Smith ordered that the remaining fans in attendance were not allowed to storm the court until all Wagner players had left the premises. Upon the restarting of the game, Bryant mostly dribbled out the shot clock on its possessions. With 2.6 seconds left in the game, Wagner players left the floor, allowing for Bryant fans to storm the court in celebration of the school's first NCAA Tournament bid.

Peter Kiss ended with a game-high 34 points. Morales, who won NEC Player of the Year over Kiss, finished with 3 points on 0-for-16 shooting from the floor, his first performance with zero field goals in 72 career games with Wagner.

== Aftermath ==
The Rhode Island State Police arrested 20-year-old Bryant student Connor Gleim, from Raynham, Massachusetts, in connection with the brawl. Gleim was charged with disorderly conduct and obstructing an officer in execution of duty.

=== Reactions ===

==== Bryant ====
Bryant head coach Jared Grasso said after the game, "It was an unfortunate incident. Again, I have no idea what took place. I don't know how it started, why it started, what took place. Thankfully, our guys were not a part of it."

In a statement released the day after the brawl, Bryant University president Ross Gittell said, "The team presented Bryant spirit and character that was unfortunately not demonstrated by all of our students in the stands last night. At Bryant we know we are better than what some of our students demonstrated last night. Treating others with respect and care is who we are, and we did not do that as a community as well as we should have last night. We must and will do better going forward." Gittell said that he had reached out to Wagner's interim president.

Bryant University said that the brawl is under investigation and that students involved will face consequences.

==== Wagner ====
Wagner College interim president Angelo Araimo released a statement confirming that all Wagner players, staff and students who travelled to the game had returned to Staten Island safe. "After the game was stopped in the second half due to an altercation in the stands, we made the decision to remove our band, spirit teams and fans from the arena. No Wagner student was directly involved in the incident, but we decided to remove ourselves from the increasingly hostile and unmanageable environment," Araimo said.
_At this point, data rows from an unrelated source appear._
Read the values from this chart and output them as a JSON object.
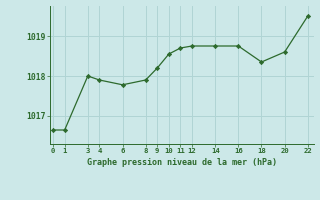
{
  "x": [
    0,
    1,
    3,
    4,
    6,
    8,
    9,
    10,
    11,
    12,
    14,
    16,
    18,
    20,
    22
  ],
  "y": [
    1016.65,
    1016.65,
    1018.0,
    1017.9,
    1017.78,
    1017.9,
    1018.2,
    1018.55,
    1018.7,
    1018.75,
    1018.75,
    1018.75,
    1018.35,
    1018.6,
    1019.5
  ],
  "line_color": "#2d6a2d",
  "marker_color": "#2d6a2d",
  "bg_color": "#cce8e8",
  "grid_color": "#b0d4d4",
  "xlabel": "Graphe pression niveau de la mer (hPa)",
  "xlabel_color": "#2d6a2d",
  "tick_color": "#2d6a2d",
  "spine_color": "#2d6a2d",
  "yticks": [
    1017,
    1018,
    1019
  ],
  "xticks": [
    0,
    1,
    3,
    4,
    6,
    8,
    9,
    10,
    11,
    12,
    14,
    16,
    18,
    20,
    22
  ],
  "ylim": [
    1016.3,
    1019.75
  ],
  "xlim": [
    -0.3,
    22.5
  ]
}
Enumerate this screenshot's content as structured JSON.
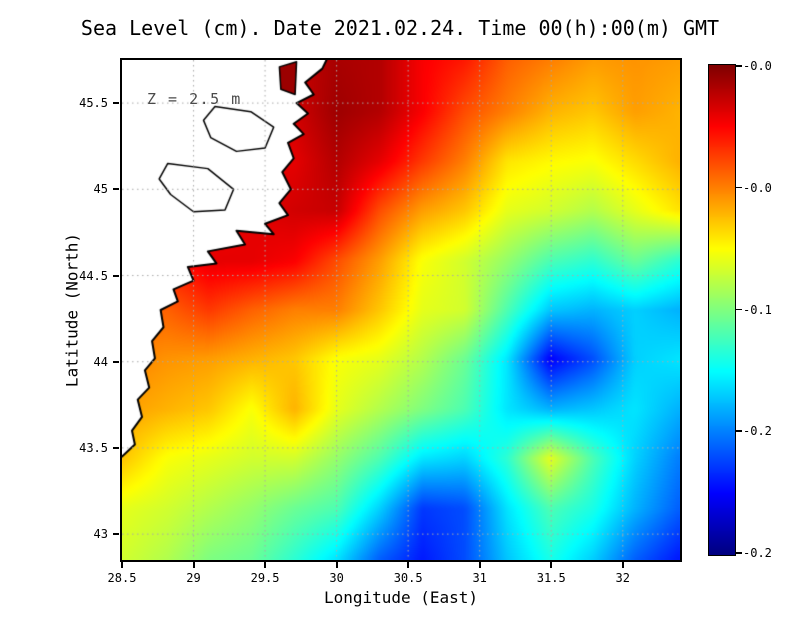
{
  "title": "Sea Level (cm). Date 2021.02.24. Time 00(h):00(m) GMT",
  "annotation": "Z = 2.5 m",
  "axes": {
    "xlabel": "Longitude (East)",
    "ylabel": "Latitude (North)",
    "x_tick_labels": [
      "28.5",
      "29",
      "29.5",
      "30",
      "30.5",
      "31",
      "31.5",
      "32"
    ],
    "y_tick_labels": [
      "43",
      "43.5",
      "44",
      "44.5",
      "45",
      "45.5"
    ]
  },
  "colorbar": {
    "tick_labels": [
      "-0.0",
      "-0.0",
      "-0.1",
      "-0.2",
      "-0.2"
    ],
    "orientation": "vertical",
    "top_color": "#800000",
    "bottom_color": "#000080"
  },
  "chart_data": {
    "type": "heatmap",
    "title": "Sea Level (cm). Date 2021.02.24. Time 00(h):00(m) GMT",
    "xlabel": "Longitude (East)",
    "ylabel": "Latitude (North)",
    "x_ticks": [
      28.5,
      29,
      29.5,
      30,
      30.5,
      31,
      31.5,
      32
    ],
    "y_ticks": [
      43,
      43.5,
      44,
      44.5,
      45,
      45.5
    ],
    "lon_range": [
      28.5,
      32.4
    ],
    "lat_range": [
      42.85,
      45.75
    ],
    "grid_on": true,
    "colormap": "jet",
    "colorbar_tick_labels": [
      "-0.0",
      "-0.0",
      "-0.1",
      "-0.2",
      "-0.2"
    ],
    "value_range_cm": [
      -0.2,
      0.0
    ],
    "annotation": "Z = 2.5 m",
    "grid_lons": [
      28.5,
      28.8,
      29.1,
      29.4,
      29.7,
      30.0,
      30.3,
      30.6,
      30.9,
      31.2,
      31.5,
      31.8,
      32.1,
      32.4
    ],
    "grid_lats": [
      45.75,
      45.46,
      45.17,
      44.88,
      44.59,
      44.3,
      44.01,
      43.72,
      43.43,
      43.14,
      42.85
    ],
    "grid_values_normalized": [
      [
        0.9,
        0.9,
        0.9,
        0.92,
        0.93,
        0.96,
        0.95,
        0.88,
        0.85,
        0.78,
        0.75,
        0.72,
        0.73,
        0.72
      ],
      [
        0.9,
        0.9,
        0.9,
        0.91,
        0.92,
        0.97,
        0.95,
        0.88,
        0.8,
        0.75,
        0.7,
        0.68,
        0.72,
        0.7
      ],
      [
        0.88,
        0.88,
        0.88,
        0.9,
        0.9,
        0.95,
        0.9,
        0.82,
        0.75,
        0.65,
        0.63,
        0.62,
        0.66,
        0.7
      ],
      [
        0.85,
        0.85,
        0.87,
        0.9,
        0.92,
        0.93,
        0.8,
        0.72,
        0.68,
        0.6,
        0.58,
        0.55,
        0.6,
        0.65
      ],
      [
        0.82,
        0.85,
        0.9,
        0.9,
        0.88,
        0.8,
        0.72,
        0.62,
        0.58,
        0.52,
        0.45,
        0.42,
        0.48,
        0.42
      ],
      [
        0.78,
        0.78,
        0.82,
        0.78,
        0.75,
        0.75,
        0.68,
        0.6,
        0.58,
        0.45,
        0.32,
        0.3,
        0.33,
        0.3
      ],
      [
        0.75,
        0.73,
        0.72,
        0.7,
        0.68,
        0.62,
        0.6,
        0.55,
        0.48,
        0.35,
        0.12,
        0.2,
        0.33,
        0.35
      ],
      [
        0.72,
        0.7,
        0.68,
        0.62,
        0.7,
        0.6,
        0.55,
        0.5,
        0.45,
        0.35,
        0.3,
        0.32,
        0.35,
        0.3
      ],
      [
        0.68,
        0.62,
        0.6,
        0.58,
        0.58,
        0.52,
        0.45,
        0.35,
        0.33,
        0.42,
        0.6,
        0.45,
        0.33,
        0.25
      ],
      [
        0.6,
        0.58,
        0.55,
        0.52,
        0.48,
        0.45,
        0.33,
        0.18,
        0.2,
        0.35,
        0.45,
        0.4,
        0.3,
        0.22
      ],
      [
        0.58,
        0.55,
        0.5,
        0.48,
        0.42,
        0.35,
        0.22,
        0.15,
        0.2,
        0.32,
        0.4,
        0.33,
        0.22,
        0.15
      ]
    ],
    "coastline_lonlat": [
      [
        29.97,
        45.82
      ],
      [
        29.9,
        45.7
      ],
      [
        29.78,
        45.62
      ],
      [
        29.84,
        45.55
      ],
      [
        29.72,
        45.5
      ],
      [
        29.8,
        45.44
      ],
      [
        29.7,
        45.38
      ],
      [
        29.77,
        45.32
      ],
      [
        29.66,
        45.27
      ],
      [
        29.7,
        45.18
      ],
      [
        29.62,
        45.1
      ],
      [
        29.68,
        45.0
      ],
      [
        29.6,
        44.92
      ],
      [
        29.66,
        44.85
      ],
      [
        29.5,
        44.8
      ],
      [
        29.56,
        44.74
      ],
      [
        29.3,
        44.76
      ],
      [
        29.36,
        44.68
      ],
      [
        29.1,
        44.64
      ],
      [
        29.16,
        44.57
      ],
      [
        28.96,
        44.55
      ],
      [
        29.0,
        44.47
      ],
      [
        28.86,
        44.42
      ],
      [
        28.89,
        44.35
      ],
      [
        28.77,
        44.3
      ],
      [
        28.79,
        44.2
      ],
      [
        28.71,
        44.12
      ],
      [
        28.73,
        44.02
      ],
      [
        28.66,
        43.95
      ],
      [
        28.69,
        43.85
      ],
      [
        28.61,
        43.78
      ],
      [
        28.64,
        43.68
      ],
      [
        28.57,
        43.6
      ],
      [
        28.59,
        43.52
      ],
      [
        28.5,
        43.45
      ],
      [
        28.4,
        43.4
      ],
      [
        28.4,
        45.82
      ]
    ],
    "lagoons_lonlat": [
      [
        [
          29.15,
          45.48
        ],
        [
          29.4,
          45.45
        ],
        [
          29.56,
          45.36
        ],
        [
          29.5,
          45.24
        ],
        [
          29.3,
          45.22
        ],
        [
          29.12,
          45.3
        ],
        [
          29.07,
          45.4
        ]
      ],
      [
        [
          28.82,
          45.15
        ],
        [
          29.1,
          45.12
        ],
        [
          29.28,
          45.0
        ],
        [
          29.22,
          44.88
        ],
        [
          29.0,
          44.87
        ],
        [
          28.84,
          44.97
        ],
        [
          28.76,
          45.06
        ]
      ]
    ],
    "red_land_patch_lonlat": [
      [
        29.6,
        45.71
      ],
      [
        29.72,
        45.74
      ],
      [
        29.71,
        45.55
      ],
      [
        29.61,
        45.58
      ]
    ],
    "red_land_patch_color": "#9b0000",
    "gridline_color": "#aaaaaa"
  }
}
==== Northeast Conference ====
NEC commissioner Noreen Morris said she was "disgusted" by the events and that the conference would launch an investigation into the brawl. Morris vowed to review the conference's game management policy to prevent future skirmishes. Morris and two NEC head coaches refused to comment for a New York Post article profiling Kiss before the NCAA Tournament.

Shortly thereafter, Bryant left the NEC and joined the America East Conference.